The State Service for Ethnopolitics and Freedom of Conscience (DESS) reminded the bishops of the UOC (MP) to monitor the observance of Ukraine’s legislation in churches they operate.
The DESS drew the attention of the UOC to the fact that it is important for every bishop to ask himself whether in any of the UOC churches under his control:
anyone commemorates Patriarch Kirill as a prominent patriarch for the UOC;
anyone spreads absurd Kremlin literature that has no place in churches (for example, claiming the “decay of the West”);
anyone reproduces the narratives generated by Moscow’s imperial ambitions;
the content of sermons and hymns hurts people’s feelings amid Russia’s war of aggression on Ukraine and the aggression that has been going on since 2014?

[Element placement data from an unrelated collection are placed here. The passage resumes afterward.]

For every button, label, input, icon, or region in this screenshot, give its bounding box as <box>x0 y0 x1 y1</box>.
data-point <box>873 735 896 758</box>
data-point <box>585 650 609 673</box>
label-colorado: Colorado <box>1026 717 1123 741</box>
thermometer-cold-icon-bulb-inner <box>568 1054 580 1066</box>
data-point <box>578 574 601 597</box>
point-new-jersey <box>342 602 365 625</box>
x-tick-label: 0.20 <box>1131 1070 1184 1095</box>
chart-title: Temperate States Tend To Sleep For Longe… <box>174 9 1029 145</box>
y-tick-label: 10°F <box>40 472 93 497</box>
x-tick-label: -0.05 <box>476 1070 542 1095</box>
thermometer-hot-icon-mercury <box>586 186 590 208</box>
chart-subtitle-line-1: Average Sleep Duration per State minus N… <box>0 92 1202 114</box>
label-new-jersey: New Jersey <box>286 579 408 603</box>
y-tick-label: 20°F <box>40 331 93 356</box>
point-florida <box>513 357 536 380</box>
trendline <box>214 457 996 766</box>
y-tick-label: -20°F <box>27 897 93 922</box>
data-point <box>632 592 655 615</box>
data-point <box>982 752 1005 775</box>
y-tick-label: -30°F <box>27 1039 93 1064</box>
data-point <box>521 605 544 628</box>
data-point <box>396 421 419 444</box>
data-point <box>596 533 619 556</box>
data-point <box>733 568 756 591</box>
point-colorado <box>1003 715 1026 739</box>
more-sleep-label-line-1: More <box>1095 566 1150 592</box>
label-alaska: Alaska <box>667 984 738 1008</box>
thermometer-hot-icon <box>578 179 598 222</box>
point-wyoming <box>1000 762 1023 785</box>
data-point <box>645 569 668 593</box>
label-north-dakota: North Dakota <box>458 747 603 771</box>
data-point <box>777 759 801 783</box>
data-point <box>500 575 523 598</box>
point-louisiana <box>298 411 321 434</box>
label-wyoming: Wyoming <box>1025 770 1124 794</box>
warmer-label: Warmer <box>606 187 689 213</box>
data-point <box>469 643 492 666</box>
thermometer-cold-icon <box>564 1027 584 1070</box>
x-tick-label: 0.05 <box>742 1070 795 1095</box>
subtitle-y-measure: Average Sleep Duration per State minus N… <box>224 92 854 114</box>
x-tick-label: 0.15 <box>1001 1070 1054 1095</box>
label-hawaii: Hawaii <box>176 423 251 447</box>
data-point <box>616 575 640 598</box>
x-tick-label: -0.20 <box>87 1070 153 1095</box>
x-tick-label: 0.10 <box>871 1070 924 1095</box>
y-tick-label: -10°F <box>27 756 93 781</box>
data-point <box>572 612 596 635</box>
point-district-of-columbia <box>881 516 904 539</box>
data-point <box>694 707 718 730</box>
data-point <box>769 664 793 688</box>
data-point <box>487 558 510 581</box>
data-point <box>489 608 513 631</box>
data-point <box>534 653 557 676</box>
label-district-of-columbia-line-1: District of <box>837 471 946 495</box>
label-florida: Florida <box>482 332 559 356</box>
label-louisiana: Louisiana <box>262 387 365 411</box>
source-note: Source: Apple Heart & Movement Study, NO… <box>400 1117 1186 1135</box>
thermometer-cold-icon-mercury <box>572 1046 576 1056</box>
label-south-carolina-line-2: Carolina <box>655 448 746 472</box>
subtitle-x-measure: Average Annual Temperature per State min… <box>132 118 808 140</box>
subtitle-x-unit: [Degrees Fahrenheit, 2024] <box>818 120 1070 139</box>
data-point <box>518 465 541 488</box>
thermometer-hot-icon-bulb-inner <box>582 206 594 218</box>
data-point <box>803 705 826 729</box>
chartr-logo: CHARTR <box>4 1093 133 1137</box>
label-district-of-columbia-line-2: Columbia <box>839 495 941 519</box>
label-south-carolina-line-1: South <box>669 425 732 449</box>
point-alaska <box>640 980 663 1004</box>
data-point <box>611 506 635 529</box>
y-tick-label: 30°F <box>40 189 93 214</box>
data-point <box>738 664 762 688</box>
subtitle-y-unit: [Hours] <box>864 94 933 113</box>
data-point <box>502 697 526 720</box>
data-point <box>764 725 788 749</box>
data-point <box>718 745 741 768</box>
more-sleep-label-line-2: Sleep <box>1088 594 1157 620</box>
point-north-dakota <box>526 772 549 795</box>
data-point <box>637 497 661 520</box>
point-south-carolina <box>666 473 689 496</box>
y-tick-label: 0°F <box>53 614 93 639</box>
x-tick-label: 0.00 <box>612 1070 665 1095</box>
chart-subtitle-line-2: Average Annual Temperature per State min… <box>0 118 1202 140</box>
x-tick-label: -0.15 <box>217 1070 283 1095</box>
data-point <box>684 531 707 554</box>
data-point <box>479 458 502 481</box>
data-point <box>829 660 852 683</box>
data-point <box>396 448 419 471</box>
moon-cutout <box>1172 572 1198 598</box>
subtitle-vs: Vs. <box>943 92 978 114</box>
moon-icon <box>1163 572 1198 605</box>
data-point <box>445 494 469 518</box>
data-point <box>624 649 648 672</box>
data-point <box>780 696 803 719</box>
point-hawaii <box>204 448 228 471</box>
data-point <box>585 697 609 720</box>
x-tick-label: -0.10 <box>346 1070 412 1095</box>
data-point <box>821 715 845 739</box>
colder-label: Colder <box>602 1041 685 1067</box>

“It is important for everyone to realize and remember that the narratives of the Russian Federation, which accompany Russia’s armed aggression and crimes committed in Ukraine, are dangerous for Ukraine and the rest of the world, and that they had been established and formed long before the invasion,” the DESS said in the statement.
They include, in particular, the following elements:
superiority of Russian identity and culture over others;
denying the sovereignty of Ukraine, Ukrainian civil and ethnic identity, Ukrainian language and positioning them as a component of Russian identity and a dialect of the Russian language;
the borderless Russian world, which is present everywhere where the Russian language is used;
the conspiracy of the West to weaken and destroy Russia, in particular by extending its influence over Ukraine, hence Russia’s right to invade Ukraine and other countries;
representation of Ukraine and the West as territories saturated with violence, injustice, and evil, from which Russia must save everyone;
Russia’s mission to save the world from moral decay;
those who express opposition to the ideas outlined above and oppose them are accused of “Russophobia”, presented at least as victims of disinformation or as enemies and Nazis who must be destroyed.
“Behind these narratives lies terrible violence, a calamity of death and destruction. They have no place in Ukraine, they have no place in any corner of the civilized world,” the agency said.